Professor Paul James has spent ten years bringing out Central currents in globalization, a sixteen-volume series by Sage Publications.

In an interview with UWS News, Professor James says that globalisation has been fundamental in framing people's lives for many generations.

'The form that our cities take, the economies that swirl around us, and the ideas and language that we use are all intensively and extensively globalised,' he says.

'For example, the Global Financial Crisis began with difficult housing debts in discrete parts of the United States, but was carried on a global system of financial transactions and affected even the most remote parts of Australia.'

'Central currents in globalization shows the wealth of writing on globalisation, and brings the best of that writing together into a systematic whole that allows readers to track questions and answers across the many fields of enquiry.'

The overall set comprises over 7,000 pages and more than three and a half million words of the best writings in the field of global studies, with works stretching across more than a century.
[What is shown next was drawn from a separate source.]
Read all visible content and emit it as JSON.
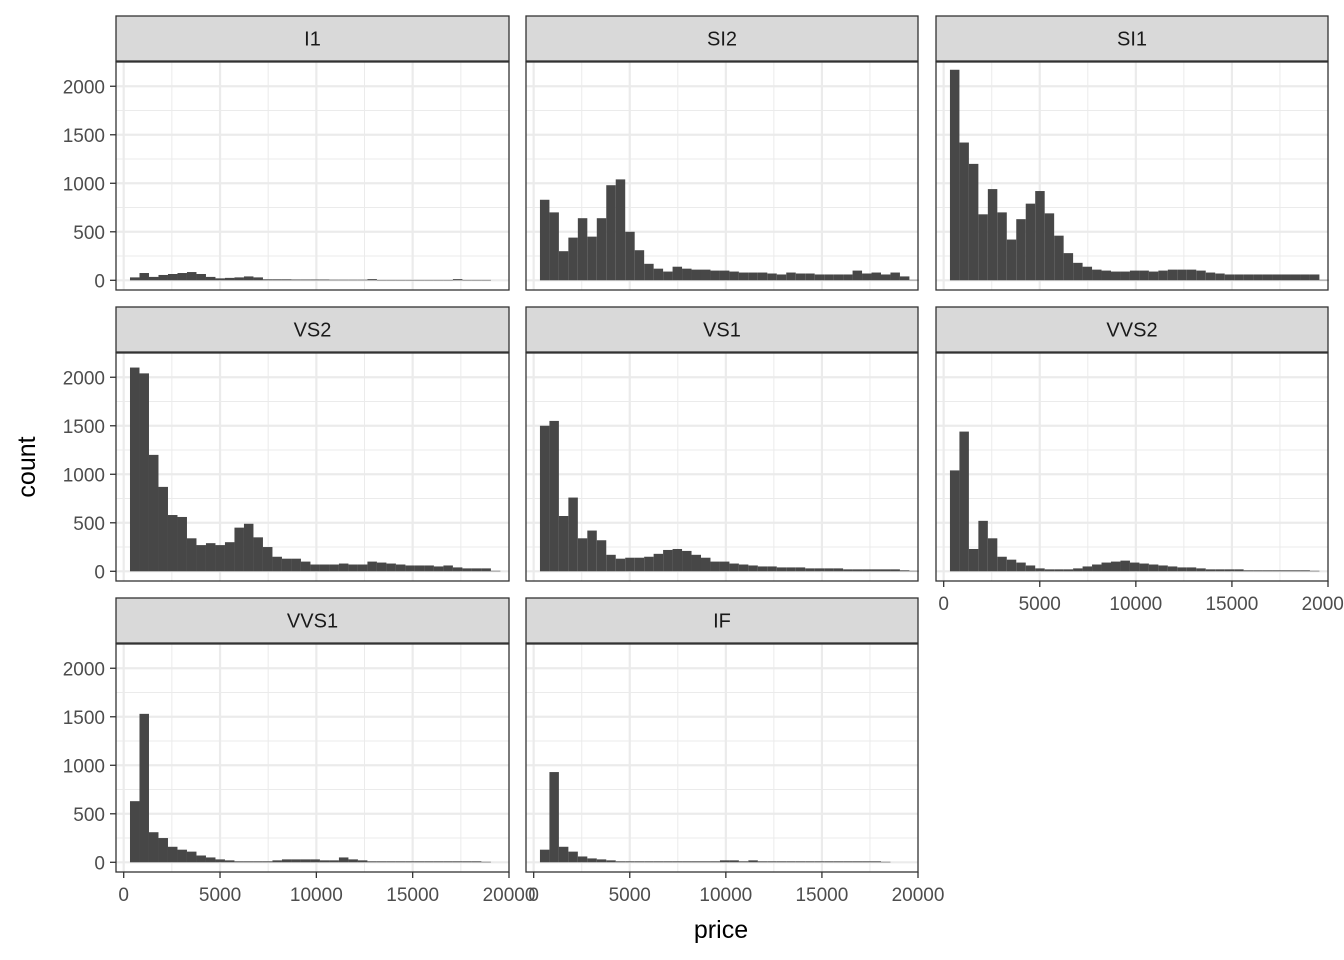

Each anthology is edited by Paul James with a senior expert from the field, and it is the only collection ever published in which Karl Marx, Adam Smith, John Rawls, Mary Kaldor and Naomi Klein have appeared alongside each other as major contributors.

Professor James says it is particularly strange that the field of globalisation studies developed in the later part of the twentieth century, long after processes of globalisation had been in full flight.

'The field of globalisation emerged in response to both the everyday and theoretical sense that the world was more than a contestation of nation-states,' he says.

'Shocked by pictures of planet earth from outer space, the recognition that big companies now had a global reach, and a dozen other triggers, people wanted to understand what kind of world this was becoming.'

Central currents in globalization will be jointly launched by Distinguished Professor Ien Ang, ICS Director, and Professor Manfred Steger, Department of Political Science, University of Hawai'i-Manoa, at the UWS Parramatta Campus on Thursday 7 August 2014.